In November 2022, all eyes will be on the 17th Group of 20 (G20) Heads of State and Government Summit, which will be held in Bali under Indonesia’s presidency. Russian President Vladimir Putin has confirmed his G20 attendance, although several Western member states have urged Indonesia to reject Putin’s presence in Bali. Earlier in April, the United States, Canada and the United Kingdom walked out of a meeting of the Group of 20 major economies (G20) when a Russian delegate began to speak.

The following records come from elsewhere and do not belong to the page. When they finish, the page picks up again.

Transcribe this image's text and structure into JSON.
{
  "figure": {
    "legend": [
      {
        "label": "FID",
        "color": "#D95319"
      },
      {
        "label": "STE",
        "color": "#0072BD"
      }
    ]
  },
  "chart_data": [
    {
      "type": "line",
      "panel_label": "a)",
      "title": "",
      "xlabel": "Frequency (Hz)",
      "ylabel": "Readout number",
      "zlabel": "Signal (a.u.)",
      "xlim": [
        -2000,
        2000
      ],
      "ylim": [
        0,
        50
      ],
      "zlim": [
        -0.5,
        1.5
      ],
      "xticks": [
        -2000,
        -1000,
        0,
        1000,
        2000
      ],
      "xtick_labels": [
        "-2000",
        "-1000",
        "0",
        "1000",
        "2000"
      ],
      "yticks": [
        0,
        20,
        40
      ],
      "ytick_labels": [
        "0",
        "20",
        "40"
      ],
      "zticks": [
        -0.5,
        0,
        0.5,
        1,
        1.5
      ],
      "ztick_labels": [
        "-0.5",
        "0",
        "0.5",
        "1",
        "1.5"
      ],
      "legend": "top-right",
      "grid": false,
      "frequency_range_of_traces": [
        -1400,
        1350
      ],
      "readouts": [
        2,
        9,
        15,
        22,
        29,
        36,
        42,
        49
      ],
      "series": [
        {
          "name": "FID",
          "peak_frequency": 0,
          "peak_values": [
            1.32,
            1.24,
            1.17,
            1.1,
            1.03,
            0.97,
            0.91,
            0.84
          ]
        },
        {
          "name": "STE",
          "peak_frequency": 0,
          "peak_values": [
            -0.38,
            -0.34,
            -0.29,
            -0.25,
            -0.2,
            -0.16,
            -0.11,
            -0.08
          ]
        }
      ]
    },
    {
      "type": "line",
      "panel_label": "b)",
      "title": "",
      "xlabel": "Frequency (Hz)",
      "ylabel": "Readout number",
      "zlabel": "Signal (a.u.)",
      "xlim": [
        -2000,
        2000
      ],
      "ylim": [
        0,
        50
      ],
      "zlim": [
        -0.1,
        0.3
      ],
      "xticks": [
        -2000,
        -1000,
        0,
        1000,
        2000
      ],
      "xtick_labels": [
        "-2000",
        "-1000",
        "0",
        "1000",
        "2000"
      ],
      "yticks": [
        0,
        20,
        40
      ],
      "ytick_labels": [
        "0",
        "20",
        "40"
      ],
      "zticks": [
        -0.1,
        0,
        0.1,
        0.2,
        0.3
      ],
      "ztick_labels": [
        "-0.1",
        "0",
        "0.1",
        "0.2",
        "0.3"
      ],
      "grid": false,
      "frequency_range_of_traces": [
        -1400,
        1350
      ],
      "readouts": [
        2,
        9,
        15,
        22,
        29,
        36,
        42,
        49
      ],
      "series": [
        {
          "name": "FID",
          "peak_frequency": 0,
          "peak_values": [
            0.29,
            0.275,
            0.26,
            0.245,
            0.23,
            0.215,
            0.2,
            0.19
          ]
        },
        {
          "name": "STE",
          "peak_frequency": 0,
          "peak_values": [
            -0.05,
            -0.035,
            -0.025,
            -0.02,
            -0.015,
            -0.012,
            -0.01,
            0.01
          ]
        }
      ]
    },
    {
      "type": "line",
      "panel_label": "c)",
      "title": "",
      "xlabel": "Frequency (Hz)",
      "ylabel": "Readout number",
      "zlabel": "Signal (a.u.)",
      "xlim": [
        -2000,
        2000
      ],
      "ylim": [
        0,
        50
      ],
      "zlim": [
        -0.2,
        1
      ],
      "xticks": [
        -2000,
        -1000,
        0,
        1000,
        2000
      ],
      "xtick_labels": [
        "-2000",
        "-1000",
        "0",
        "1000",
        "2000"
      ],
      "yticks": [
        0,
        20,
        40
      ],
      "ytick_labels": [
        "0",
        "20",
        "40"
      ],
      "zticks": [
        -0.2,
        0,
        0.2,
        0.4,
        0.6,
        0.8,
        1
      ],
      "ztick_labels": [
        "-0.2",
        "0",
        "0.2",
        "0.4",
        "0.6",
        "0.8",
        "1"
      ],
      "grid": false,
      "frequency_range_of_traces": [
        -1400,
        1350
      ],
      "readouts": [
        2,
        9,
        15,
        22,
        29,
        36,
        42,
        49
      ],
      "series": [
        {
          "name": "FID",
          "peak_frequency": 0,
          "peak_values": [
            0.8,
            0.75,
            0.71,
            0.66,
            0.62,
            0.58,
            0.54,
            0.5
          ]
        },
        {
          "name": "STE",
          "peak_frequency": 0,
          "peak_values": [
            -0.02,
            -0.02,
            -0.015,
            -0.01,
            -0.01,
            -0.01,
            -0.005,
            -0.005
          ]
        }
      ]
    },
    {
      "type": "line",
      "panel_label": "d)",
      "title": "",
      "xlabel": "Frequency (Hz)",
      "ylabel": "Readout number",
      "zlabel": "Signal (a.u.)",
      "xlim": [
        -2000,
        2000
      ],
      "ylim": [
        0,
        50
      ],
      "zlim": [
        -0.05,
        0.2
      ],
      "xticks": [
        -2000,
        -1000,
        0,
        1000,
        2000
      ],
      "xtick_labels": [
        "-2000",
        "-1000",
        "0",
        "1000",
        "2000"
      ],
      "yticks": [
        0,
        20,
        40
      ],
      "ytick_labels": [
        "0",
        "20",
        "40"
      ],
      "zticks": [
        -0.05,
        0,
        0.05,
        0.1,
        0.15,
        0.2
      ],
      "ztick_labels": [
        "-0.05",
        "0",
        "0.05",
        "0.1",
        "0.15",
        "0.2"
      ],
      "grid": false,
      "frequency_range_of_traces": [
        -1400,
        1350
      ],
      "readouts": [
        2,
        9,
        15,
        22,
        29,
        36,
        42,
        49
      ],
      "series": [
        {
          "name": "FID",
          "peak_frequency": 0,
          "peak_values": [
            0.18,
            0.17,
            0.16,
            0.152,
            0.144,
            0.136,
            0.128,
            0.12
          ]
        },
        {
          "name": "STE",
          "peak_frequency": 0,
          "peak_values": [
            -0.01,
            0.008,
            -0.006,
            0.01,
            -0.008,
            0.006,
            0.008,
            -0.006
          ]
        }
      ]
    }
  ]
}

Opening ceremony of the G20 finance ministers and central bank governors meeting in Jakarta, February 2022. Photo by Reuters.
While Indonesia attempts to exude neutrality as a G20 host, in line with the country’s foreign policy in general, it appears that they can no longer take such a stance. As a host, Indonesia has the authority to invite leaders from non-member states as observers. This actually happened in April, when President Jokowi invited Ukrainian President Volodymyr Zelensky to attend the G20. During a live virtual event hosted by the Foreign Policy Community of Indonesia (FPCI), Zelensky accepted that invitation.
With these happenings in mind, several scenarios could unfold during the upcoming G20 Summit in Bali. One of these is that the conflict will become the central focus of the summit rather than Sustainable Energy Transition, Global Health Architecture and Digital Transformation, which are now set by Indonesia as the three main pillars of the summit. Member states might walk out again, as happened earlier in April or in 2014 when Australia held the G20 presidency and Putin left the Summit in Brisbane earlier after being reprimanded by other member states for his support of separatists in eastern Ukraine. Another scenario is that the 2022 G20 Summit in Bali will become the stage of peace negotiations and prelude the start of the end of the war. In less than five months, we will know more.